Certains thérapeutes préfèrent ne pas coller d’étiquettes sur un enfant, car celui-ci pourrait le réduire à son diagnostic. Pourquoi plaidez-vous pour des étiquettes ?
Je comprends très bien ces positions, car il s’agit souvent de troubles de spectre et évidemment toutes les gradations ne nécessitent pas d’importantes d’adaptations. Ce que je veux montrer c’est que les parents doivent savoir dans quel cadre leur enfant fonctionne le mieux. Il est scientifiquement prouvé que les enfants atteints d’un trouble qui ont suivi un enseignement spécialisé et qui ont bénéficié d’un trajet adapté, accèdent beaucoup plus à l’enseignement régulier. Un label n’indique pas les défaillances d’un enfant, mais le contraire. Ce sont les conditions pour que l’enfant développe ses forces. »
Ces étiquettes ne risquent-elles pas de mener à des symptômes épidémiques ? Les gens s’identifient avec ces étiquettes et pensent « Oui, c’est ce que mon enfant a aussi ! ». Aujourd’hui, tous les enfants sont hypersensibles par exemple.
Ne faut-il pas inverser les choses?

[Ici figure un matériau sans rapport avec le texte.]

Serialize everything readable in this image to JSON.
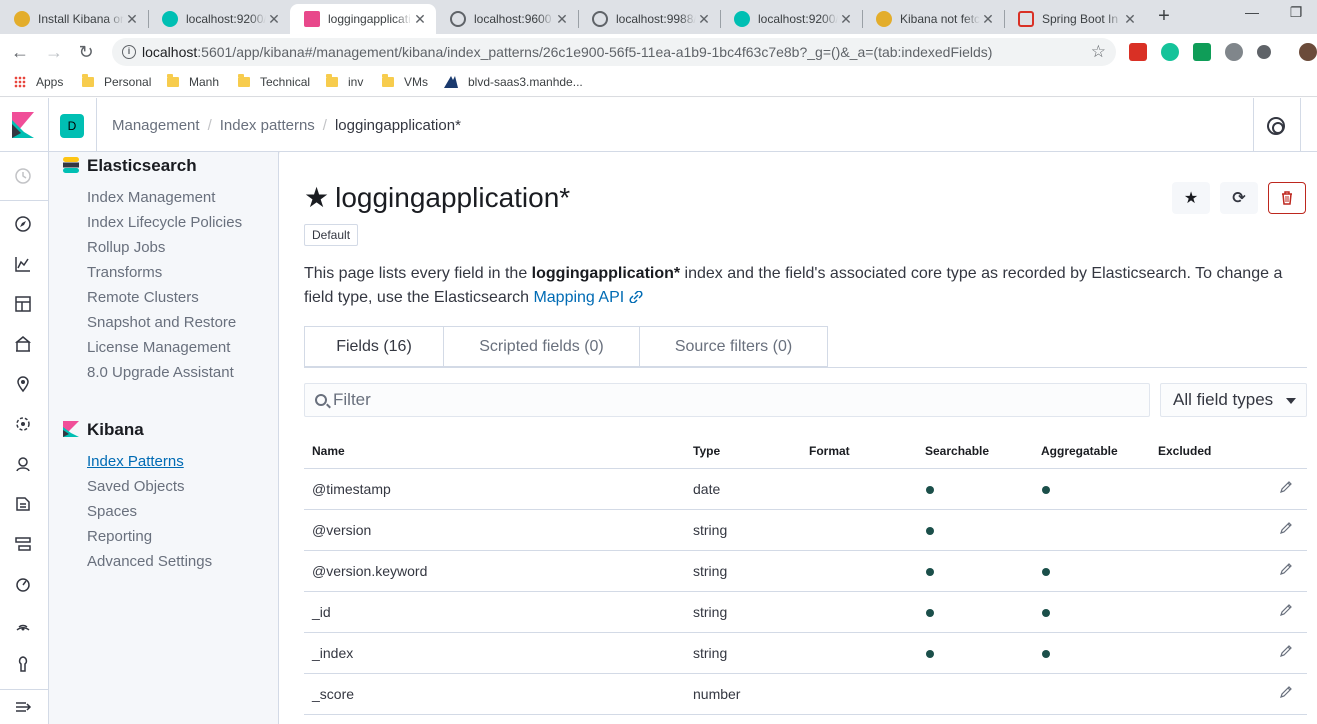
{
  "browser": {
    "tabs": [
      {
        "title": "Install Kibana on",
        "fav": "#e3ad2b",
        "active": false
      },
      {
        "title": "localhost:9200/",
        "fav": "#00bfb3",
        "active": false
      },
      {
        "title": "loggingapplicati",
        "fav": "#e8488b",
        "active": true
      },
      {
        "title": "localhost:9600",
        "fav": "#5f6368",
        "active": false
      },
      {
        "title": "localhost:9988/",
        "fav": "#5f6368",
        "active": false
      },
      {
        "title": "localhost:9200/",
        "fav": "#00bfb3",
        "active": false
      },
      {
        "title": "Kibana not fetc",
        "fav": "#e3ad2b",
        "active": false
      },
      {
        "title": "Spring Boot In",
        "fav": "#d93025",
        "active": false
      }
    ],
    "url_host": "localhost",
    "url_rest": ":5601/app/kibana#/management/kibana/index_patterns/26c1e900-56f5-11ea-a1b9-1bc4f63c7e8b?_g=()&_a=(tab:indexedFields)",
    "bookmarks": [
      {
        "label": "Apps",
        "icon": "apps-icon"
      },
      {
        "label": "Personal",
        "icon": "folder-icon"
      },
      {
        "label": "Manh",
        "icon": "folder-icon"
      },
      {
        "label": "Technical",
        "icon": "folder-icon"
      },
      {
        "label": "inv",
        "icon": "folder-icon"
      },
      {
        "label": "VMs",
        "icon": "folder-icon"
      },
      {
        "label": "blvd-saas3.manhde...",
        "icon": "site-icon"
      }
    ]
  },
  "kibana": {
    "space_initial": "D",
    "breadcrumbs": [
      "Management",
      "Index patterns",
      "loggingapplication*"
    ]
  },
  "sidebar": {
    "elasticsearch": {
      "title": "Elasticsearch",
      "items": [
        "Index Management",
        "Index Lifecycle Policies",
        "Rollup Jobs",
        "Transforms",
        "Remote Clusters",
        "Snapshot and Restore",
        "License Management",
        "8.0 Upgrade Assistant"
      ]
    },
    "kibana": {
      "title": "Kibana",
      "items": [
        "Index Patterns",
        "Saved Objects",
        "Spaces",
        "Reporting",
        "Advanced Settings"
      ],
      "active_index": 0
    }
  },
  "main": {
    "title": "loggingapplication*",
    "badge": "Default",
    "desc_pre": "This page lists every field in the ",
    "desc_bold": "loggingapplication*",
    "desc_post": " index and the field's associated core type as recorded by Elasticsearch. To change a field type, use the Elasticsearch ",
    "desc_link": "Mapping API",
    "tabs": [
      "Fields (16)",
      "Scripted fields (0)",
      "Source filters (0)"
    ],
    "filter_placeholder": "Filter",
    "type_select": "All field types",
    "columns": [
      "Name",
      "Type",
      "Format",
      "Searchable",
      "Aggregatable",
      "Excluded"
    ],
    "rows": [
      {
        "name": "@timestamp",
        "type": "date",
        "searchable": true,
        "aggregatable": true
      },
      {
        "name": "@version",
        "type": "string",
        "searchable": true,
        "aggregatable": false
      },
      {
        "name": "@version.keyword",
        "type": "string",
        "searchable": true,
        "aggregatable": true
      },
      {
        "name": "_id",
        "type": "string",
        "searchable": true,
        "aggregatable": true
      },
      {
        "name": "_index",
        "type": "string",
        "searchable": true,
        "aggregatable": true
      },
      {
        "name": "_score",
        "type": "number",
        "searchable": false,
        "aggregatable": false
      }
    ]
  }
}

Sommes-nous vraiment en train de créer une épidémie imaginaire ou l’apparition de plus en plus régulière de ces troubles indique-t-elle que nous sommes en train de créer une société et un mode de vie où beaucoup de gens et d’enfants ne peuvent pas suivre ? Ne me comprenez pas mal, je ne veux pas retourner à une époque où les enfants devaient travailler dans les champs à treize ans, mais aujourd’hui le contexte dans lequel nous vivons a tellement changé et demande tellement de la part des enfants et des parents que ces signaux d’alerte remontent. Eh oui, on entend parfois dire « aujourd’hui, ils ont tous quelque chose », mais c’est parce que nous disposons de meilleurs outils pour reconnaître ces diagnostics et leur donner une place dans les soins de santé mentaux. Autrefois, une personne atteinte de dyslexie avait simplement du mal à lire. À côté de cela, ces enfants développaient de nombreuses stratégies pour ne pas devoir lire. Sinon, ils ne pouvaient pas suivre.
L’été dernier, vous avez écrit une lettre ouverte à la ministre de la Santé publique Maggie De Block pour protester contre les économies réalisées en psychiatrie pour enfants. Où en est aujourd’hui l’aide mentale à la jeunesse ?
L’aide à la jeunesse est très éclatée. En outre, elle dépend très fort des parents. Dans ma pratique, je vois parfois des parents qui ne savent presque rien du trouble de leur enfant. On les a pour ainsi dire renvoyés chez eux avec un papier reprenant le diagnostic, et c’est tout. Ou l’inverse, les parents soupçonnent que quelque chose ne va pas mais ne savent pas du tout où aller. Ou ils se retrouvent chez un psychiatre qui leur conseille d’envoyer leurs enfants chez les scouts. Quand j’entends ça, je tombe de la chaise. Il faudrait un point central accessible à tous où on explique les étapes à suivre aux enfants. Aujourd’hui, les listes d’attente sont de minimum trois ans. Dans certains hôpitaux psychiatriques on n’accepte même plus de nouveaux patients. Ainsi, les problèmes persistent, des troubles supplémentaires s’installent et les jeunes finissent par se retrouver en accueil de crise.